LeetCode 121 - Best Time to Buy and Sell Stock

• Difficulty: Easy.
• Related Topics: Array, Dynamic Programming.
• Link: leetcode

Problem

Say you have an array for which the ith element is the price of a given stock on day i.

If you were only permitted to complete at most one transaction (i.e., buy one and sell one share of the stock), design an algorithm to find the maximum profit.

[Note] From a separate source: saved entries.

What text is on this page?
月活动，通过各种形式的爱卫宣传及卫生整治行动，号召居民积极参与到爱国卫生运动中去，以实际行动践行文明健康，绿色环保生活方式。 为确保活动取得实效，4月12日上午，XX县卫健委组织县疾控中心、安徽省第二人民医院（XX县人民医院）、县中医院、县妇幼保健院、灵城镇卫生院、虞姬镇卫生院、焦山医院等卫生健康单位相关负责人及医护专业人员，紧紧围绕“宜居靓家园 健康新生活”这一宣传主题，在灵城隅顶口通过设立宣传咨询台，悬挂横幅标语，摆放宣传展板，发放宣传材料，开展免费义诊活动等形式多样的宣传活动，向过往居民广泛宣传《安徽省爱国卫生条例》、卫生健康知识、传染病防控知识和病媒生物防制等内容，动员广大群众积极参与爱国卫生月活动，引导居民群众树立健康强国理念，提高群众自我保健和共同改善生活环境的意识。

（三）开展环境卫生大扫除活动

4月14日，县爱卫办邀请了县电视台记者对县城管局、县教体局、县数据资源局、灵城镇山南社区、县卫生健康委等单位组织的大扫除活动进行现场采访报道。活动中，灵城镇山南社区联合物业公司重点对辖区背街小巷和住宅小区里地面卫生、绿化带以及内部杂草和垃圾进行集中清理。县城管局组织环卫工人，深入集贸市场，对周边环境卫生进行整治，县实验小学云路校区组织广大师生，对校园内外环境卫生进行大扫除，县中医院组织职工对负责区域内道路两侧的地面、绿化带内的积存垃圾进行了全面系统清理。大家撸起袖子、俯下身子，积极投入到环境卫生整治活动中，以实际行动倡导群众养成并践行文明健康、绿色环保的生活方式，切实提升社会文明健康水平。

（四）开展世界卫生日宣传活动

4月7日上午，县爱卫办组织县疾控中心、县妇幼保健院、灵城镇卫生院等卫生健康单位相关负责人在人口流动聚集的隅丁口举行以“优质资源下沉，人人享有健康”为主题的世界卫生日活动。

Note that you cannot sell a stock before you buy one.

Example 1:

Input: [7,1,5,3,6,4]
Output: 5
Explanation: Buy on day 2 (price = 1) and sell on day 5 (price = 6), profit = 6-1 = 5.
             Not 7-1 = 6, as selling price needs to be larger than buying price.

Example 2:

Input: [7,6,4,3,1]
Output: 0
Explanation: In this case, no transaction is done, i.e. max profit = 0.

Solution (Best)

/**
 * @param {number[]} prices
 * @return {number}
 */
var maxProfit = function (prices) {
  let maxProfit = 0;
  let minPrice = Number.MAX_SAFE_INTEGER;

  if (prices.length < 2) return maxProfit;

  for (let buyDay = 0; buyDay < prices.length; buyDay++) {
    if (prices[buyDay] < minPrice) {
      minPrice = prices[buyDay];
    } else if (prices[buyDay] - minPrice > maxProfit) {
      maxProfit = prices[buyDay] - minPrice;
    }
  }

  return maxProfit;
};

Complexity:

• Time complexity : O(n).
• Space complexity : O(1).

Solution 2 (exceed time limit)

/**
 * @param {number[]} prices
 * @return {number}
 */
var maxProfit = function (prices) {
  let maxProfit = 0;

  if (prices.length < 2) return maxProfit;

  for (let buyDay = 0; buyDay < prices.length; buyDay++) {
    for (let sellDay = buyDay + 1; sellDay < prices.length; sellDay++) {
      if (prices[sellDay] - prices[buyDay] > maxProfit) {
        maxProfit = prices[sellDay] - prices[buyDay];
      }
    }
  }

  return maxProfit;
};

Complexity:

• Time complexity : O(n²).
• Space complexity : O(1).

Explain:

• 當天數小於 2 天時，直接 return 0
• solution 2 當陣列元素多的時候會超過時間限制，效能不好